The other problem with the program is the one @nategoose commented on: the call to waitpid could lead to a deadlock if the output of "ls -a" is too large to fit in the pipe's buffer. There's no reason to wait, so it should simply be eliminated.

1
votes

This isn't a real answer, but I have some into that I'd like to share.

To make sure that your output comes out in the order that it should, I'm flushing a lot more than you were. Remember that when you are calling functions like fork(), clone(), vfork(), dup(), dup2(), close(), or any of the exec() family of functions you are doing stuff that is BELOW the C runtime environment, which includes stdio. If you do:

printf("cat");
fork();
fflush(stdout);

You are very likely to get:

catcat

as your output because you've duplicated the stdout structure, including all buffered data, so unless stdio decided that it was time to flush anyway before the end of the printf function, then "cat" is in each process's stdout buffer.

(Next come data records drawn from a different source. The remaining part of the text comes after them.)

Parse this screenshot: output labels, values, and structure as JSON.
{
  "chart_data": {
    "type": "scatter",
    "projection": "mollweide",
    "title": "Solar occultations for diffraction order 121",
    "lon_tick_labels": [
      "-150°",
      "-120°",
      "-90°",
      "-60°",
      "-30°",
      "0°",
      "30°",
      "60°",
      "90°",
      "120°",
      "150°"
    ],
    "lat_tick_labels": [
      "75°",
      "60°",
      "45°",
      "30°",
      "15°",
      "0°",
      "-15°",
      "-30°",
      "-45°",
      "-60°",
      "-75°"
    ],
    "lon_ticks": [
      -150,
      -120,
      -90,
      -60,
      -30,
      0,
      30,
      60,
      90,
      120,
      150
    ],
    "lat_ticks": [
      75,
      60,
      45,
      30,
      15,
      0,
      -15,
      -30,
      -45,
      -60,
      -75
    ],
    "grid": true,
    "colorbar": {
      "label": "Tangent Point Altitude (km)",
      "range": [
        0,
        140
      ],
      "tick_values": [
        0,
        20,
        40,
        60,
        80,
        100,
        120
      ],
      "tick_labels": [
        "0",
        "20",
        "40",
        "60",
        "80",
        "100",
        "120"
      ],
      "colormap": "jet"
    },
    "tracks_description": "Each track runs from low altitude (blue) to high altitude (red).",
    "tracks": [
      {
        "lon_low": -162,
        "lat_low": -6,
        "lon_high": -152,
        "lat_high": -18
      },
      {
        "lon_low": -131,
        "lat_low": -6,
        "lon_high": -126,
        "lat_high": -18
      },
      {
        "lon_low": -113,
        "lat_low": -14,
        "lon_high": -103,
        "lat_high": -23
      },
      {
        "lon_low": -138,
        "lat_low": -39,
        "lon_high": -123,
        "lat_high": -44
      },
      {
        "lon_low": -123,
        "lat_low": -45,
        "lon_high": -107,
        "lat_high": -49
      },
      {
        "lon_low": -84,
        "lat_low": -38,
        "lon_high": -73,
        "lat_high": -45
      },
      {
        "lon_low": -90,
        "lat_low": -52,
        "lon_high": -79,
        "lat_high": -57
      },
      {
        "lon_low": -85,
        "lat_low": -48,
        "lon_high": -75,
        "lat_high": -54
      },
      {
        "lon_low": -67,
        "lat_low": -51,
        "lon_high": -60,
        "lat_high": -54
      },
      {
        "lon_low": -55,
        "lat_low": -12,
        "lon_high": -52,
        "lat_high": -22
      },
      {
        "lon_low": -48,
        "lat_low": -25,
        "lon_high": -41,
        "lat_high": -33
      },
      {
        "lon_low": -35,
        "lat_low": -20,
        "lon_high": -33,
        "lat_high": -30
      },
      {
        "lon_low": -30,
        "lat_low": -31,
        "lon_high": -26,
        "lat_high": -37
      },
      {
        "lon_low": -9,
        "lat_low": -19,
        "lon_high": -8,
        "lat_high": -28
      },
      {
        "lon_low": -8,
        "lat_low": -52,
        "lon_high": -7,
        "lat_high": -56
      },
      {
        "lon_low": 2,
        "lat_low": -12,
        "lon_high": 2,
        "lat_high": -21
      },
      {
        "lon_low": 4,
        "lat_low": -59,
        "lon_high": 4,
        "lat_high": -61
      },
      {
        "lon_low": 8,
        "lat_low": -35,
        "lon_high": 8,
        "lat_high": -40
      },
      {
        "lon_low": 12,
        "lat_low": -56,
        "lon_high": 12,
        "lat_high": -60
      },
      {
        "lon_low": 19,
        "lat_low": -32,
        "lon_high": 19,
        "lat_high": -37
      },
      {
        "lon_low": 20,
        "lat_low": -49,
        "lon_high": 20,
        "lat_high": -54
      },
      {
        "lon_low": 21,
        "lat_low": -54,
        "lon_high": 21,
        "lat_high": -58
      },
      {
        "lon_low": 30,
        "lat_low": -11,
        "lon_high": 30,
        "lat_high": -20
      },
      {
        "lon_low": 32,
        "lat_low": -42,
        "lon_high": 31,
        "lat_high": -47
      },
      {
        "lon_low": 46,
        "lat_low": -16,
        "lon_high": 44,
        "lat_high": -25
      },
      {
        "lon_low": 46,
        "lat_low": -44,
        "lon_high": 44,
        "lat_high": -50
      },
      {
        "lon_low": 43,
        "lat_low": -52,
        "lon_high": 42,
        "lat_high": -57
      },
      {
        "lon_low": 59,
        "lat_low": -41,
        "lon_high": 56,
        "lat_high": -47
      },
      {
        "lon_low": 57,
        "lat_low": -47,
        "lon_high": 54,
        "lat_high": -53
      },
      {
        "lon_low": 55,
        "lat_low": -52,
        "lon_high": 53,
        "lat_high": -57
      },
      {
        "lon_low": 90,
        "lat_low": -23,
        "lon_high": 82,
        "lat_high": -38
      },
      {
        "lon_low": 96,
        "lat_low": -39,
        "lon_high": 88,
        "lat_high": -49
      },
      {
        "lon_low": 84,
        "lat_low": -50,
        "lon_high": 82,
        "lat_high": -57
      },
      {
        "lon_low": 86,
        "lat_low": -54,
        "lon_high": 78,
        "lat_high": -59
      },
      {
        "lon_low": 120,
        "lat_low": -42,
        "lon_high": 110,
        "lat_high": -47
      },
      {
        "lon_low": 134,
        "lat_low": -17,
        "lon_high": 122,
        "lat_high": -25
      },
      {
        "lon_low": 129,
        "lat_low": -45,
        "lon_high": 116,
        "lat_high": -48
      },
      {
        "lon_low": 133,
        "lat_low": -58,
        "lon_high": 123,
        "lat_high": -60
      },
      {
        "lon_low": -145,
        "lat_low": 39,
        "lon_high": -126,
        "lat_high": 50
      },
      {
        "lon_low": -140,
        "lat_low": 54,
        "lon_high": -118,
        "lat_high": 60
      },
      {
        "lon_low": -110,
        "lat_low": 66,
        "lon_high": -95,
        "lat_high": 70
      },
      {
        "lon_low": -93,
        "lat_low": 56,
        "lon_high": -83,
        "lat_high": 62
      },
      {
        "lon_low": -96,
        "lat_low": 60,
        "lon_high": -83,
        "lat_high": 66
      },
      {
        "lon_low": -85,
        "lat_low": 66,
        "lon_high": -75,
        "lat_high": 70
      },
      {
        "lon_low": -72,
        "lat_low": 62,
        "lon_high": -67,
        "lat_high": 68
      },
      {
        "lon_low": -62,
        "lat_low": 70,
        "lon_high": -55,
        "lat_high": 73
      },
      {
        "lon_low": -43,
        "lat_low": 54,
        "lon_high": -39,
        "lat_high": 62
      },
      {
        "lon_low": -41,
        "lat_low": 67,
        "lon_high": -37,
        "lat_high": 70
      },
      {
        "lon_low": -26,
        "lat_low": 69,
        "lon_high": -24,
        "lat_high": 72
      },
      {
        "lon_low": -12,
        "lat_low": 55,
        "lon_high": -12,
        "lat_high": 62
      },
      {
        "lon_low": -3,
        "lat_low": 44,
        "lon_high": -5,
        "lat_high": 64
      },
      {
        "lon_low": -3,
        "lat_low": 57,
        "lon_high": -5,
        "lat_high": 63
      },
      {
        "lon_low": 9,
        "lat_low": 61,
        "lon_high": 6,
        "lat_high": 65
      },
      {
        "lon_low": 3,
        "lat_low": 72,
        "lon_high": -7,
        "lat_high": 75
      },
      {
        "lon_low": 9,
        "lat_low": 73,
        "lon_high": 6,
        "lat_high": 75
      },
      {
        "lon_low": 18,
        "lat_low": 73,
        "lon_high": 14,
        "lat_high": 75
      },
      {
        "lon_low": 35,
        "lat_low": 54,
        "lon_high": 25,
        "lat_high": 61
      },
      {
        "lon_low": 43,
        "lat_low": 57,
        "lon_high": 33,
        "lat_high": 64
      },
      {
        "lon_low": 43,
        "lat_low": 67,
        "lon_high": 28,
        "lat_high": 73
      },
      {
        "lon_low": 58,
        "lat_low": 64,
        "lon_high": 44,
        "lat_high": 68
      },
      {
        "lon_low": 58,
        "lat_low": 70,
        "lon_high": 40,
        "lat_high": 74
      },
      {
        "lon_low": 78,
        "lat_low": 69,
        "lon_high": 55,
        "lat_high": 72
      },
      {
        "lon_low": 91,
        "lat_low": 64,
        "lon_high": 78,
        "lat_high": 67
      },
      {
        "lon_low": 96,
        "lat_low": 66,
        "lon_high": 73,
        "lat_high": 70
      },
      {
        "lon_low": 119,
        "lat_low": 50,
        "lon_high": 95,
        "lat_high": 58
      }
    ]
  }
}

There's also the fact that since data can stay buffered when you run a function in the exec family your data may not be flushed before your program is replaced with the new program. When your program is replaced by ls or sort then any data pending in stdout gets lost forever.

Also, when you use dup you have the another issue since you are swapping the file descriptor out from under stdio so it may not have flushed yet and the data may end up getting flushed to the new file after the dup.

Because of these things you should have a lot more calls to fflush, but I don't think that's your problem here.